RA’s Daily Russian News Blast – Dec 15, 2010
TODAY: Khodorkovsky verdict, widely viewed as litmus test for Russia’s stance on democratic freedoms, delayed until Dec 27; Khimki forest destruction gets the go-ahead; Moscow braces for possible new wave of ethnic violence. Democrats confident on START; Belarus elections in the bag for Lukaschenko? Moscow metro chief faces embezzlement charges
Today’s newspapers are replete with articles anticipating the verdict on the second trial of Mikhail Khodorkovsky, which was due to be announced today.
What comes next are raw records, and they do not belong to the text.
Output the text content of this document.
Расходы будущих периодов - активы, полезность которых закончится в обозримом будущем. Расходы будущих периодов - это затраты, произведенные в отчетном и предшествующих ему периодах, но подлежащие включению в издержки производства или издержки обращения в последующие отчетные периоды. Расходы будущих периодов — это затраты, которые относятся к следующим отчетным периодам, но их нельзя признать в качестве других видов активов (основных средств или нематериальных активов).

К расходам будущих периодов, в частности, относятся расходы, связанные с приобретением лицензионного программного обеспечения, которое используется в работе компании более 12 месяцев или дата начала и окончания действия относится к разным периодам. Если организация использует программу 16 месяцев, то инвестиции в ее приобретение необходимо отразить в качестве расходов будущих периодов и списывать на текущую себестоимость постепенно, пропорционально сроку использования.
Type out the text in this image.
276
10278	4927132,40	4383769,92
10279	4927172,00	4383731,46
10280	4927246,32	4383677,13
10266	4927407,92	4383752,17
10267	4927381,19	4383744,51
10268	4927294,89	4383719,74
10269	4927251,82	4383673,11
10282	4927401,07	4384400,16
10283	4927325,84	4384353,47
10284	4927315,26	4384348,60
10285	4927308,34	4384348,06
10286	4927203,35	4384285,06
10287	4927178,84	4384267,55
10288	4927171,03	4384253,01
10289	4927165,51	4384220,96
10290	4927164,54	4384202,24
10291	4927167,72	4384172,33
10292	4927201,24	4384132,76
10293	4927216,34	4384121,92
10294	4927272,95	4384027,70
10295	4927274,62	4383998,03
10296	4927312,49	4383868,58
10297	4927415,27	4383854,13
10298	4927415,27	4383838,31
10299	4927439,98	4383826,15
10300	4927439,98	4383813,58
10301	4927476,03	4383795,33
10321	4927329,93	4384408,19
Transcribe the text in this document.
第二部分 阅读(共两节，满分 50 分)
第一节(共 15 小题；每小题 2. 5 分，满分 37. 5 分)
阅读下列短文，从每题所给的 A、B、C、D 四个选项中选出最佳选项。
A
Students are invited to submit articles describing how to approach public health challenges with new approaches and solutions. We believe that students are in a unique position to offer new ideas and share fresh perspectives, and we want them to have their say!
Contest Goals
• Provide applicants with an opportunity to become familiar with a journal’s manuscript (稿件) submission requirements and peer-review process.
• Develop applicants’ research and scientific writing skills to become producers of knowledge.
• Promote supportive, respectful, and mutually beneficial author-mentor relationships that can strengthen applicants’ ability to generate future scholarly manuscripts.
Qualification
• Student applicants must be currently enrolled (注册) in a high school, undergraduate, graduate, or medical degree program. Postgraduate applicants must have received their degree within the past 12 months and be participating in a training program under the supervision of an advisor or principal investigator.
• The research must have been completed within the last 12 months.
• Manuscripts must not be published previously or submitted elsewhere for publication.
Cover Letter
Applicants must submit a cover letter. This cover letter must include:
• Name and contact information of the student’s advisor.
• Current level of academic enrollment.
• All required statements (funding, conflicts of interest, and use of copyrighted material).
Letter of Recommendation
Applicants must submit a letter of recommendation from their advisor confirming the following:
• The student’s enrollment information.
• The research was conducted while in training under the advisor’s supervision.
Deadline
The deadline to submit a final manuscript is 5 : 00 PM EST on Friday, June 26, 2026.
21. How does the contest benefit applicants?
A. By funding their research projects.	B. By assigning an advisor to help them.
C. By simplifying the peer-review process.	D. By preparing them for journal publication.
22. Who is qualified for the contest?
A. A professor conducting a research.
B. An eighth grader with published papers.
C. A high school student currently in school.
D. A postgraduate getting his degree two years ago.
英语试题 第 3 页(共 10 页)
The Washington Post considers the Yukos hearing and the imminent European Parliament verdict on Magnitsky’s law landmark cases for judging Russia’s commitment to justice. Prospects for the acquittal of Khodorkovsky and his business partner Platon Lebedev lurk at a discouraging 5%, says former Prime Minister Mikhail Kasyanov, who testified as a defense witness in the trial. The conjecture will continue: the reading of the verdict has been postponed until December 27. No reasons were cited for the delay and apparently Khodorkovsky’s lawyers had not been informed of the decision. Khodorkovsky’s mother, who says a second conviction for her son will confirm Russia is ‘still moving toward 1937’, believes that delaying the verdict is an attempt to minimize press coverage, as the period between Christmas and New Year is one when many foreign journalists are out of Russia. Veteran human rights campaigner Lyudmila Alexeyeva makes a plea for the rights of all Russian citizens, all of which ‘have been lost or substantially weakened’ under Putin’s rule, in a Moscow Times op-ed.